In deze zaak heeft de Rechtbank Zeeland-West-Brabant op 2 september 2025 uitspraak gedaan op een verzoek ex artikel 530 van het Wetboek van Strafvordering (Sv) van verzoekster, geboren in 1946. Het verzoekschrift, ingediend op 16 juni 2025, strekte tot toekenning van een schadevergoeding ten laste van de Staat. Tijdens de zitting op 19 augustus 2025 zijn de officier van justitie, mr. C.P.G. Tax, en de advocaat van verzoekster, mr. P.D.M. van Oers, gehoord. Verzoekster heeft aangegeven dat zij door haar levenservaringen en een manische psychose op 19 maart 2025 in een moeilijke situatie is beland, waarvoor zij een vergoeding vraagt. De officier van justitie heeft zich op het standpunt gesteld dat het verzoek volledig toewijsbaar is.
De rechtbank heeft vastgesteld dat de zaak is geëindigd zonder oplegging van straf of maatregel en dat de rechtbank bevoegd is om het verzoek te behandelen. Op basis van artikel 530 Sv kan een gewezen verdachte een vergoeding voor de kosten van rechtsbijstand krijgen, mits er gronden van billijkheid zijn. De rechtbank heeft geconstateerd dat het Openbaar Ministerie op 21 mei 2025 een beleidssepot heeft ingesteld vanwege de gezondheidstoestand van verzoekster. Dit kan invloed hebben op de toekenning van de vergoeding.

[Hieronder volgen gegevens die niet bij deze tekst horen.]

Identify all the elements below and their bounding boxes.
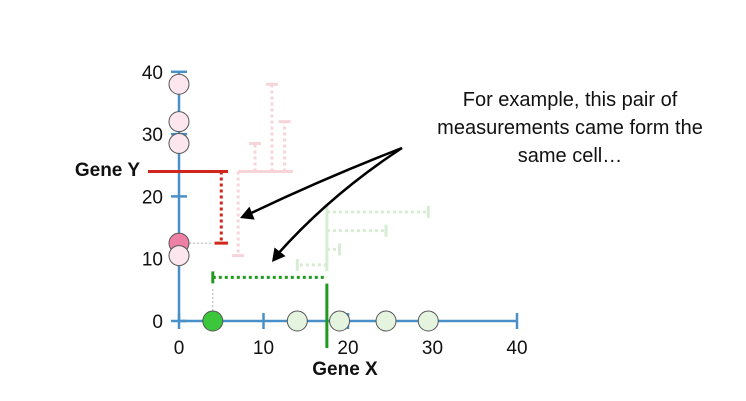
- gene-x-point: [286, 310, 308, 332]
- callout-annotation: For example, this pair of measurements c…: [395, 86, 745, 170]
- gene-x-point: [329, 310, 351, 332]
- y-tick-label: 10: [142, 250, 163, 271]
- y-tick-label: 40: [142, 63, 163, 84]
- y-tick-label: 0: [152, 312, 163, 333]
- axis-labels: 0 10 20 30 40 0 10 20 30 40 Gene X Gene Y: [75, 63, 528, 380]
- gene-y-point: [168, 132, 190, 154]
- gene-y-point: [168, 245, 190, 267]
- x-tick-label: 30: [422, 338, 443, 359]
- x-axis-title: Gene X: [312, 359, 378, 380]
- callout-arrow: [275, 146, 403, 257]
- x-tick-label: 10: [253, 338, 274, 359]
- x-tick-label: 0: [174, 338, 185, 359]
- callout-line-2: measurements came form the: [437, 117, 703, 139]
- callout-line-1: For example, this pair of: [462, 89, 678, 111]
- gene-x-point: [375, 310, 397, 332]
- gene-y-point: [168, 73, 190, 95]
- callout-arrows: [240, 146, 403, 262]
- callout-arrowhead: [240, 206, 255, 220]
- gene-x-point: [417, 310, 439, 332]
- x-tick-label: 20: [337, 338, 358, 359]
- gene-x-point-highlighted: [202, 310, 224, 332]
- callout-arrowhead: [272, 247, 286, 262]
- data-points: [168, 73, 439, 332]
- faded-distance-markers: [232, 82, 430, 272]
- y-tick-label: 20: [142, 187, 163, 208]
- y-tick-label: 30: [142, 125, 163, 146]
- highlighted-distance-markers: [148, 169, 329, 348]
- x-tick-label: 40: [506, 338, 527, 359]
- y-axis-title: Gene Y: [75, 160, 140, 181]
- gene-y-point: [168, 111, 190, 133]
- callout-arrow: [244, 146, 403, 218]
- callout-line-3: same cell…: [517, 145, 623, 167]
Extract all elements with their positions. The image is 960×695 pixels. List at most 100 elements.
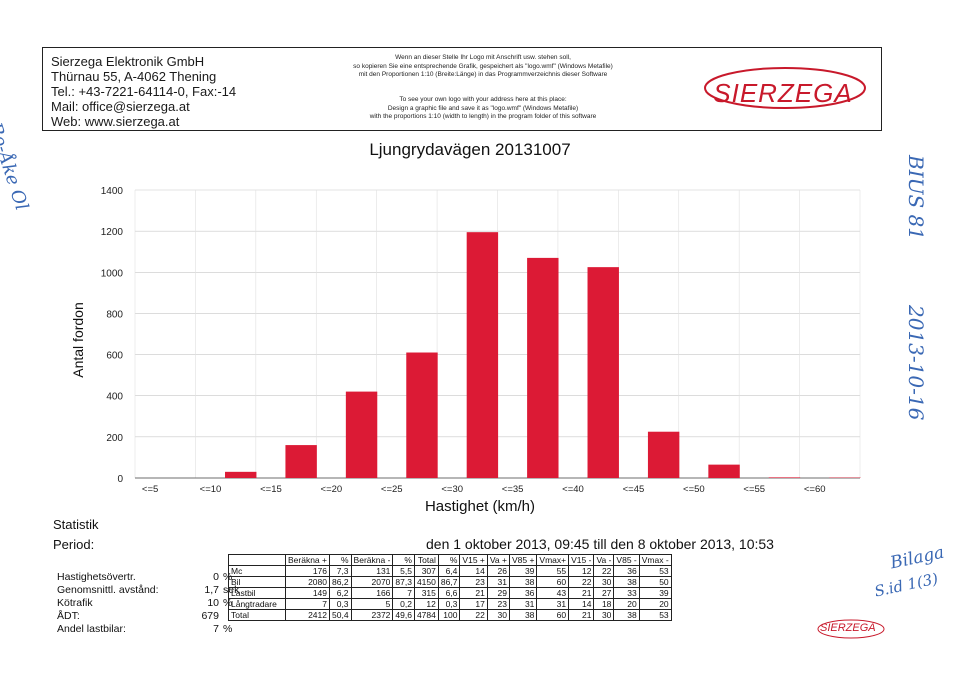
chart-bar [708,464,740,478]
handwritten-code: BIUS 81 [904,155,928,240]
logo-note-english: To see your own logo with your address h… [283,96,683,122]
table-cell: 2372 [350,609,394,621]
table-header-cell: % [329,554,352,566]
y-tick-label: 200 [106,433,123,444]
statistik-heading: Statistik [53,517,99,532]
note-line: mit den Proportionen 1:10 (Breite:Länge)… [358,71,608,78]
table-row-category: Mc [228,565,286,577]
note-line: Wenn an dieser Stelle Ihr Logo mit Ansch… [395,54,571,61]
table-cell: 14 [459,565,488,577]
footer-logo-text: SIERZEGA [820,622,876,634]
table-header-cell: % [392,554,415,566]
x-axis-label: Hastighet (km/h) [424,498,536,515]
table-cell: 30 [593,609,615,621]
table-cell: 2080 [285,576,330,588]
table-cell: 38 [613,576,640,588]
logo-swoosh-icon [704,67,866,109]
table-header-cell: Vmax - [638,554,672,566]
company-name: Sierzega Elektronik GmbH [51,54,205,69]
sierzega-logo: SIERZEGA [703,64,873,112]
table-cell: 6,4 [437,565,461,577]
table-cell: 307 [413,565,439,577]
table-cell: 36 [613,565,640,577]
note-line: To see your own logo with your address h… [399,96,567,103]
table-header-cell: V85 - [613,554,640,566]
table-cell: 36 [508,587,538,599]
x-tick-label: <=60 [804,484,826,495]
table-row-category: Långtradare [228,598,286,610]
chart-bar [406,352,438,478]
table-cell: 38 [613,609,640,621]
chart-bar [527,257,559,478]
x-tick-label: <=5 [142,484,158,495]
y-tick-label: 1000 [101,268,124,279]
handwritten-signature: Bo-Åke Ol [0,120,33,213]
handwritten-page: S.id 1(3) [872,569,940,601]
table-header-cell: % [437,554,461,566]
table-cell: 21 [568,587,595,599]
y-tick-label: 400 [106,392,123,403]
chart-bar [768,477,801,478]
table-cell: 23 [486,598,510,610]
table-header-cell: V15 + [459,554,488,566]
note-line: Design a graphic file and save it as "lo… [387,104,579,112]
table-cell: 33 [613,587,640,599]
table-cell: 131 [350,565,394,577]
chart-bar [225,471,257,478]
table-cell: 30 [486,609,510,621]
table-row: Lastbil 149 6,2 166 7 315 6,6 21 29 36 43 21 27 33 39 [228,587,672,599]
table-cell: 4150 [413,576,439,588]
table-cell: 22 [459,609,488,621]
company-address: Sierzega Elektronik GmbH Thürnau 55, A-4… [51,54,236,129]
table-cell: 86,7 [437,576,461,588]
table-header-cell: Vmax+ [536,554,570,566]
table-cell: 12 [413,598,439,610]
table-cell: 53 [638,565,672,577]
table-cell: 31 [486,576,510,588]
handwritten-date: 2013-10-16 [904,305,928,421]
y-tick-label: 800 [106,309,123,320]
table-cell: 27 [593,587,615,599]
table-cell: 26 [486,565,510,577]
period-value: den 1 oktober 2013, 09:45 till den 8 okt… [426,536,774,552]
table-header-cell: Total [413,554,439,566]
table-cell: 55 [536,565,570,577]
table-header-cell: V15 - [568,554,595,566]
table-cell: 43 [536,587,570,599]
table-cell: 22 [593,565,615,577]
logo-note-german: Wenn an dieser Stelle Ihr Logo mit Ansch… [283,54,683,80]
table-cell: 21 [459,587,488,599]
table-cell: 21 [568,609,595,621]
table-header-cell: Beräkna - [350,554,394,566]
table-cell: 2412 [285,609,330,621]
footer-logo: SIERZEGA [816,618,886,640]
table-cell: 7 [392,587,415,599]
handwritten-bilaga: Bilaga [888,542,947,574]
table-cell: 6,6 [437,587,461,599]
chart-title: Ljungrydavägen 20131007 [369,140,571,159]
logo-text: SIERZEGA [713,78,853,108]
table-cell: 39 [508,565,538,577]
table-cell: 22 [568,576,595,588]
table-cell: 60 [536,609,570,621]
summary-label: Hastighetsövertr. [57,571,136,583]
company-street: Thürnau 55, A-4062 Thening [51,69,217,84]
summary-value: 7 [213,623,219,635]
table-cell: 6,2 [329,587,352,599]
table-cell: 166 [350,587,394,599]
summary-label: Genomsnittl. avstånd: [57,584,159,596]
table-cell: 149 [285,587,330,599]
table-header-cell: V85 + [508,554,538,566]
table-cell: 60 [536,576,570,588]
table-cell: 23 [459,576,488,588]
table-cell: 12 [568,565,595,577]
table-cell: 0,3 [329,598,352,610]
chart-bar [345,391,378,478]
table-cell: 50,4 [329,609,352,621]
chart-bar [285,445,317,478]
table-cell: 49,6 [392,609,415,621]
table-cell: 87,3 [392,576,415,588]
summary-label: Kötrafik [57,597,93,609]
summary-label: ÅDT: [57,610,80,622]
summary-unit: % [223,571,233,583]
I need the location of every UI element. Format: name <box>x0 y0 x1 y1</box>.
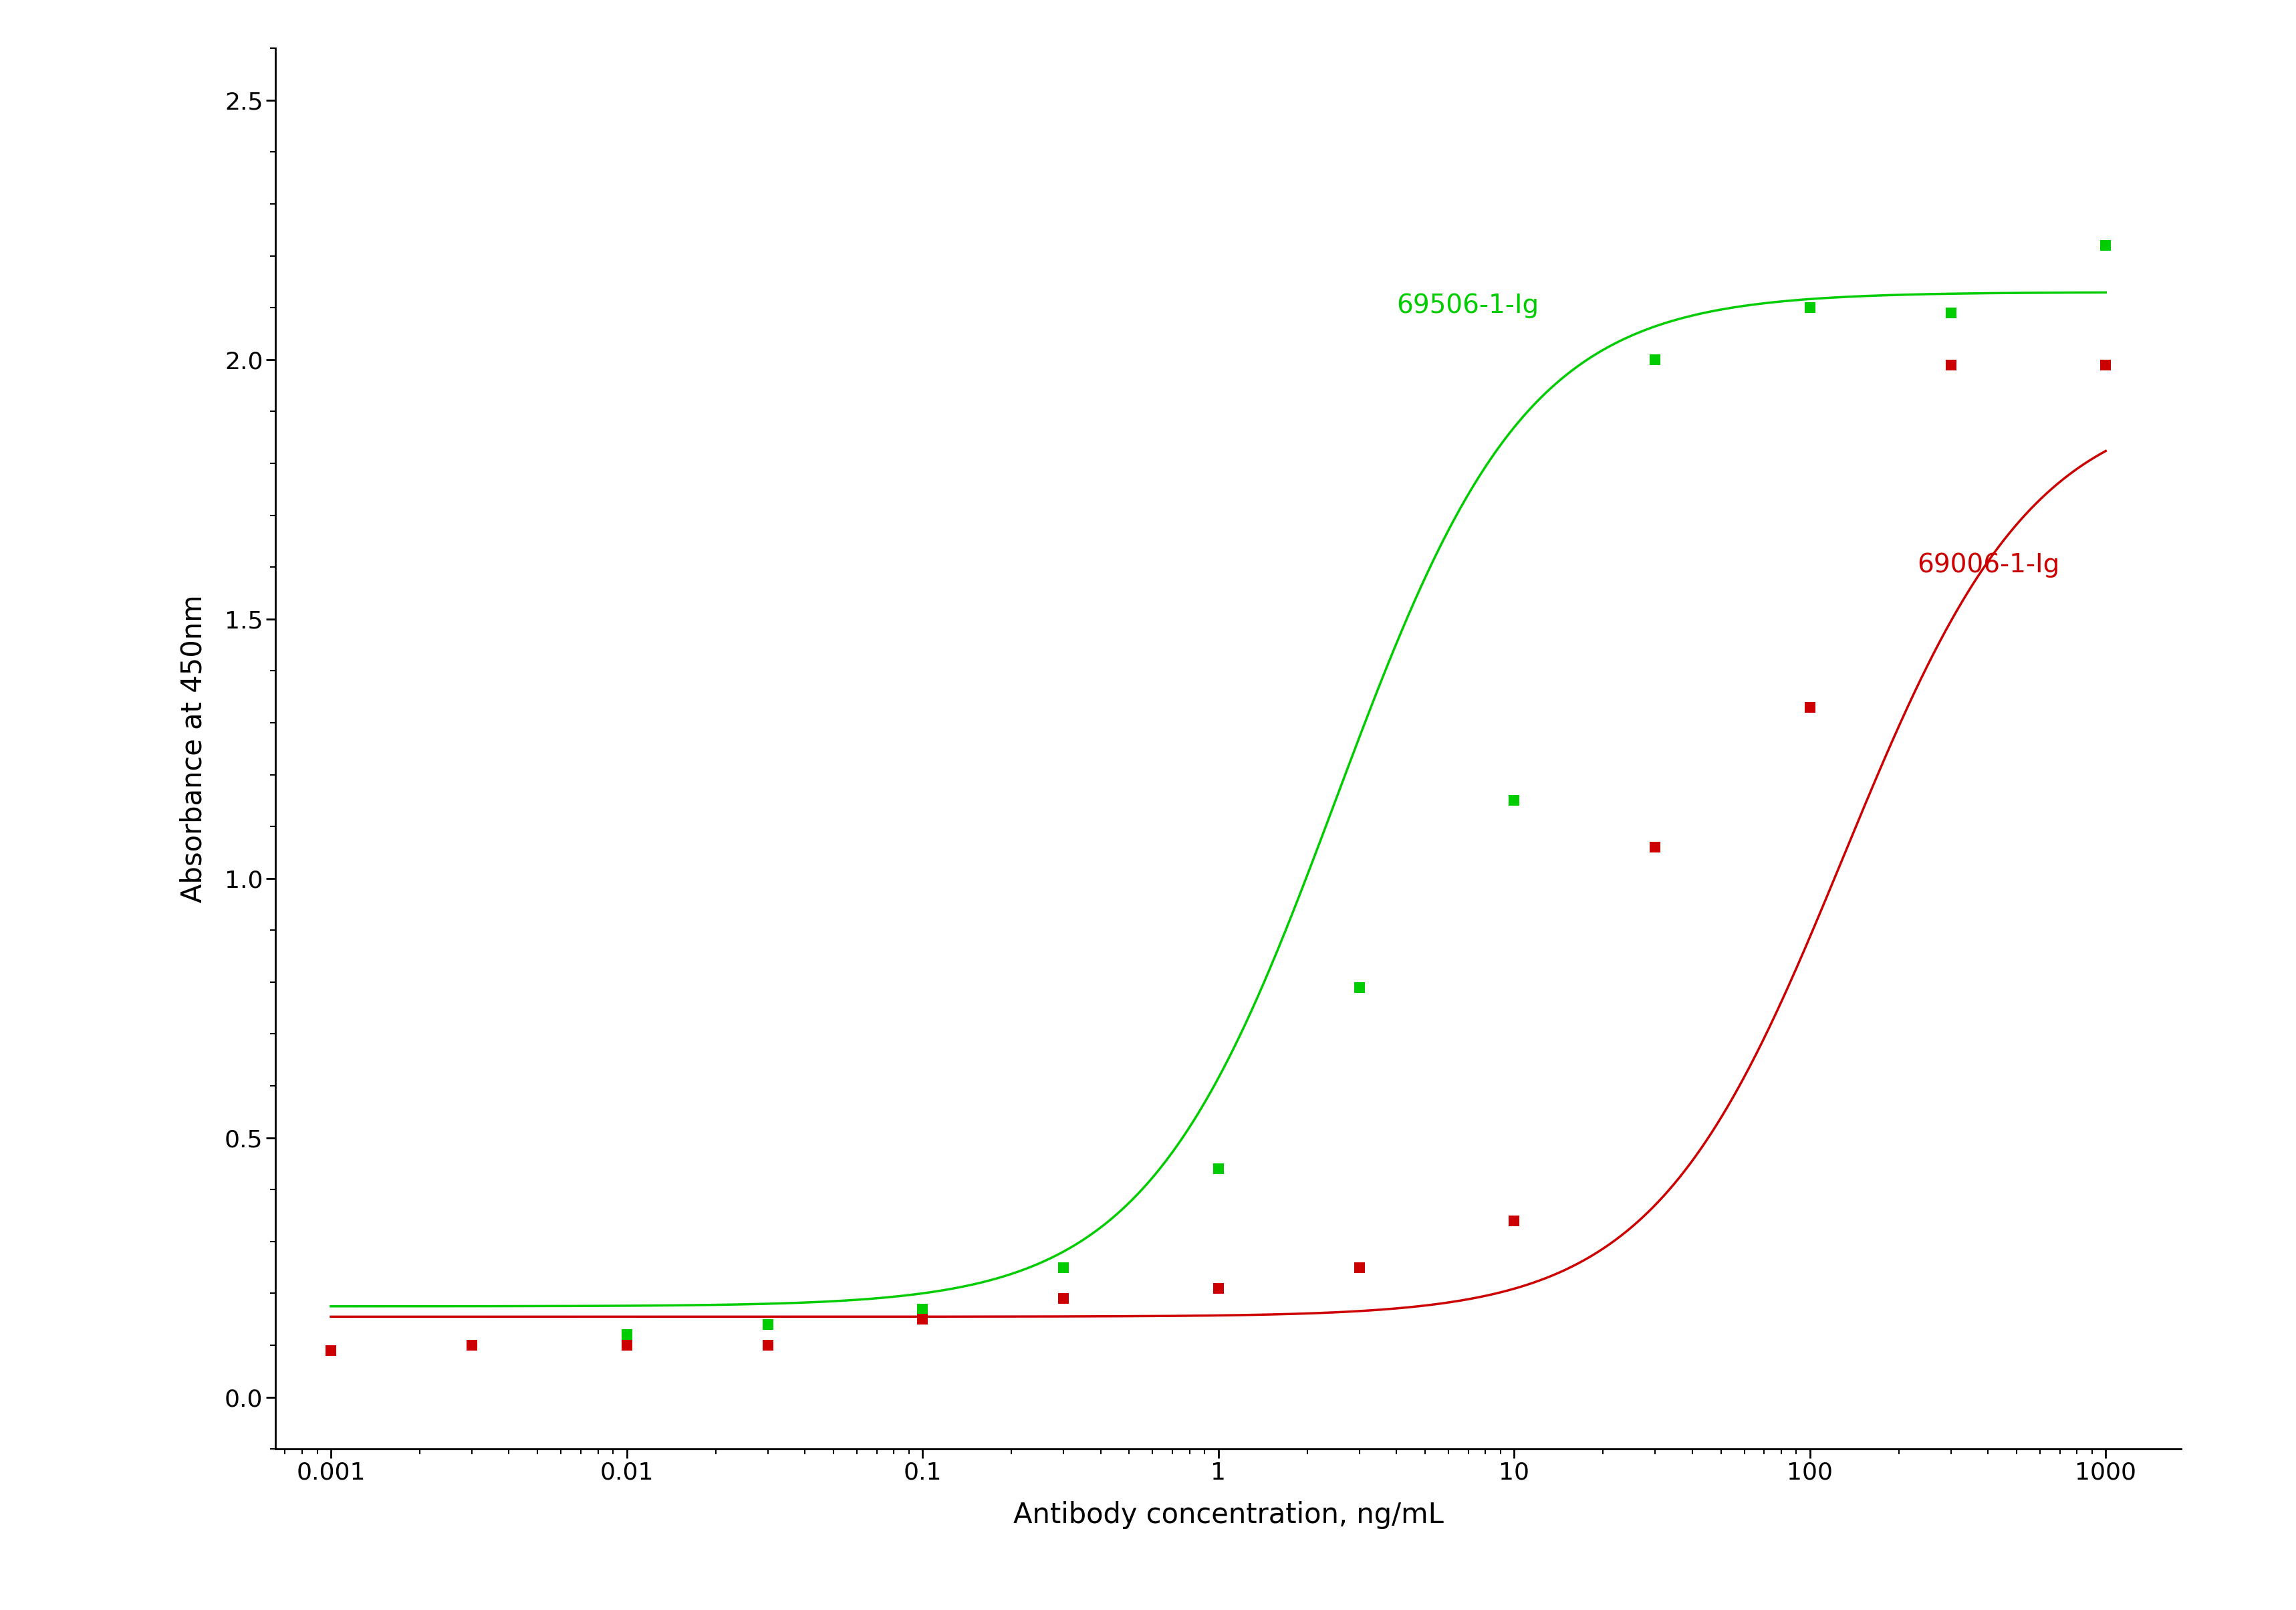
Point <box>608 1333 645 1359</box>
Point <box>1495 787 1531 813</box>
Point <box>312 1338 349 1364</box>
Point <box>455 1333 491 1359</box>
Point <box>1045 1286 1081 1312</box>
Point <box>748 1312 785 1338</box>
Y-axis label: Absorbance at 450nm: Absorbance at 450nm <box>179 594 209 903</box>
Point <box>1637 834 1674 860</box>
Point <box>455 1333 491 1359</box>
Point <box>1637 346 1674 372</box>
Point <box>1791 694 1828 720</box>
Point <box>1045 1254 1081 1280</box>
Point <box>905 1306 941 1331</box>
Text: 69006-1-Ig: 69006-1-Ig <box>1917 552 2060 578</box>
X-axis label: Antibody concentration, ng/mL: Antibody concentration, ng/mL <box>1013 1501 1444 1529</box>
Point <box>1495 1208 1531 1233</box>
Point <box>1791 295 1828 320</box>
Point <box>312 1338 349 1364</box>
Point <box>748 1333 785 1359</box>
Point <box>1201 1156 1238 1182</box>
Point <box>608 1322 645 1348</box>
Point <box>1341 974 1378 1000</box>
Point <box>2087 353 2124 378</box>
Text: 69506-1-Ig: 69506-1-Ig <box>1396 293 1538 319</box>
Point <box>1933 299 1970 325</box>
Point <box>905 1296 941 1322</box>
Point <box>2087 232 2124 258</box>
Point <box>1933 353 1970 378</box>
Point <box>1201 1275 1238 1301</box>
Point <box>1341 1254 1378 1280</box>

De rechtbank heeft de kosten van rechtsbijstand en de kosten voor de indiening en behandeling van het verzoekschrift in raadkamer beoordeeld. De rechtbank heeft geoordeeld dat er gronden van billijkheid zijn om verzoekster een vergoeding toe te kennen. Uiteindelijk heeft de rechtbank het verzoek tot toekenning van een vergoeding ex artikel 530 Sv toegewezen tot een totaalbedrag van € 1.286,03, dat overgemaakt zal worden op een rekening van Stichting Beheer Derdengelden Van de Luijtgaarden advocaten B.V. De beslissing is genomen door rechter R.H.M. Pooyé en griffier S.H.M.R. Chevalier-Verbunt, en is openbaar uitgesproken op 2 september 2025.